Guide to Socially
Responsible Investments

Ethical Junction Member 2010

SIPP Option

What is a SIPP?

 A SIPP – Self Invested Personal Pension – is a form of pension plan where you choose where your money is invested, rather than the more conventional type where a fund manager invests it for you. You have total control. You can invest a lump sum, a regular sum or transfer some or all of your existing plan(s), or a combination of some or all the above – the choice is yours. The amount of pension that is paid out to the individual on retirement is dependent on the total value of money that has accrued from contributions paid, whether by the individual or their employer, plus any return gained from the investments made with the contributions received.

As with all pensions, you get income tax relief at your highest rate for all contributions, so that a higher rate taxpayer could invest £10,000 and get tax relief of £4,000 meaning that the investment of £10,000 in real terms has only cost them £6,000. Not only are the contributions net of tax; all income and capital gains earned by the fund are free of all taxes, although dividends on company shareholdings (not appropriate to this investment) are paid net of 10% tax. And when you come to retire, aged 50 or more (55 from 2010 onwards), you can take out 25% of your fund as a tax-free lump sum.”

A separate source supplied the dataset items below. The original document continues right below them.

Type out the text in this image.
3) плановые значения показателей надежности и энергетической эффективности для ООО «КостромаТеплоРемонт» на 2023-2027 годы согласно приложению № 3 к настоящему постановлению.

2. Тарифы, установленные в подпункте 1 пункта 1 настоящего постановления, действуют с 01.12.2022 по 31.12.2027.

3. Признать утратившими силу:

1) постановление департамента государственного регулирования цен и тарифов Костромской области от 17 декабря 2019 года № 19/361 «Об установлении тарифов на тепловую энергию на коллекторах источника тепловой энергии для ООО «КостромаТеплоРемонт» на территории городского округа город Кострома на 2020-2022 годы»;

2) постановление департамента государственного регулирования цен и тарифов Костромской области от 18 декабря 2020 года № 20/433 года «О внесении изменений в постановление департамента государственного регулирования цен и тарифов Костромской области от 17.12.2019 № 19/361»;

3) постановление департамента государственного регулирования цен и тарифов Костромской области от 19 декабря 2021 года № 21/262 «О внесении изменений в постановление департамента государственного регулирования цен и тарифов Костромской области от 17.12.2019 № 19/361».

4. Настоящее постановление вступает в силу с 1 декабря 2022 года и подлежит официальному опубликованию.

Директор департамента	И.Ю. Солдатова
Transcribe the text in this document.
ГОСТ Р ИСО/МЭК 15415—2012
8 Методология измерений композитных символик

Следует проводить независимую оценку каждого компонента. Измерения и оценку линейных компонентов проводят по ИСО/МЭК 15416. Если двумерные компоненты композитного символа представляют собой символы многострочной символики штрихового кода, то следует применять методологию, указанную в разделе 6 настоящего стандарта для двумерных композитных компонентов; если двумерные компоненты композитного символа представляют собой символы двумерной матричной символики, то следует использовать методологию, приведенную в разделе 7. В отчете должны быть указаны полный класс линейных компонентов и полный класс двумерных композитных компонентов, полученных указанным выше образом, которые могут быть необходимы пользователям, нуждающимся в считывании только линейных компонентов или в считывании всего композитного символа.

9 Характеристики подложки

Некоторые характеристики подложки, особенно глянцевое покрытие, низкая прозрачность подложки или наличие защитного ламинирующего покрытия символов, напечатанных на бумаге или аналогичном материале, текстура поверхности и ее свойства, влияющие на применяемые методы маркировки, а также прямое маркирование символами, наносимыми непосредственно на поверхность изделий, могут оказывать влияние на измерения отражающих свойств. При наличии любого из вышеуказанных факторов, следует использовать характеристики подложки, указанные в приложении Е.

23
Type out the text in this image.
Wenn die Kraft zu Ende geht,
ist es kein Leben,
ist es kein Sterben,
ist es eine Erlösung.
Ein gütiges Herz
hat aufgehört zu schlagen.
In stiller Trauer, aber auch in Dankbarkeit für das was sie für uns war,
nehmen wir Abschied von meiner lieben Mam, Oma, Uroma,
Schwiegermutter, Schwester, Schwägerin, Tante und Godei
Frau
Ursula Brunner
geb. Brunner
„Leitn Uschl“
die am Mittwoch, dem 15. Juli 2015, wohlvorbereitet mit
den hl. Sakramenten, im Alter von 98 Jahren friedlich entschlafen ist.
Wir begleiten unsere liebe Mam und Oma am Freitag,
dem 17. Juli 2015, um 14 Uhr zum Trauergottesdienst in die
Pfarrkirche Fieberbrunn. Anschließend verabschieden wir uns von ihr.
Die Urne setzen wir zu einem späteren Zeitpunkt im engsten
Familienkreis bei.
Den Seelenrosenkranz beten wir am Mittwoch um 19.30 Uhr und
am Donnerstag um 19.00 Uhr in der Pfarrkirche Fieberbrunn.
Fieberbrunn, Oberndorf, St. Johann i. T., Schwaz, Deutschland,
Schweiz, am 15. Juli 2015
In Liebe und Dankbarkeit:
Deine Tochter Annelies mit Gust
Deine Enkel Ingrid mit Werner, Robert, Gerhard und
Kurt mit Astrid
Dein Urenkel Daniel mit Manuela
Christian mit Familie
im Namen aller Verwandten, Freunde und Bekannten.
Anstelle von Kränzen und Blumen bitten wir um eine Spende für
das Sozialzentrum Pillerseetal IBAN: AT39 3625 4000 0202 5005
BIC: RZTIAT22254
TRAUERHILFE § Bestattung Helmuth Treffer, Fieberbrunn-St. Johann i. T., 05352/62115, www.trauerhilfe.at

Emerald Knight’s agricultural investment products comply with the laws relating to UK personal pensions, so it may be placed in a SIPP (Self Invested Personal Pension) or a SSAS (Small Self-Administered Scheme). Also the arrangements for ownership overcome the legal and practical problems relating to the holding of overseas property in a pension.

Tax Exemptions and Reclaims

The advantages of investment through a SIPP arise from its tax exemptions and rebates. The Returns are exempt from UK Income Tax and Capital Gains Tax. Also Income Tax can be reclaimed on the money invested through a SIPP: the SIPP Provider reclaims the standard rate, while Investors on the higher rate reclaim this directly in their tax return – so in effect a £10,000 investment costs only £6,000.


The majority of SIPP investments are financed by transfer from existing managed pensions, many of which perform poorly. An IFA advises on transfer values, and the SIPP Provider administers the transfers.


An IFA is generally needed to help complete the very complex SIPP application forms, as well as advise on transfers. If an Investor wishes to invest in GFI through a SIPP, but does not have a suitable IFA, we can recommended you to one of on our panel.


While investment through a SIPP is very attractive, there are fees, albeit quite modest, payable to the SIPP Provider administering the SIPP and to the IFA.

Why does Farmland suit a SIPP?

The investment product allows individuals, through their SIPP, to own the beneficial rights to a piece of Farmland, which is managed on your behalf and the net proceeds from the sale of the farmed crops will be paid as an annual income, into your SIPP. Once the farmland will be sold the net proceeds from the sale of your farmland will be returned to your SIPP.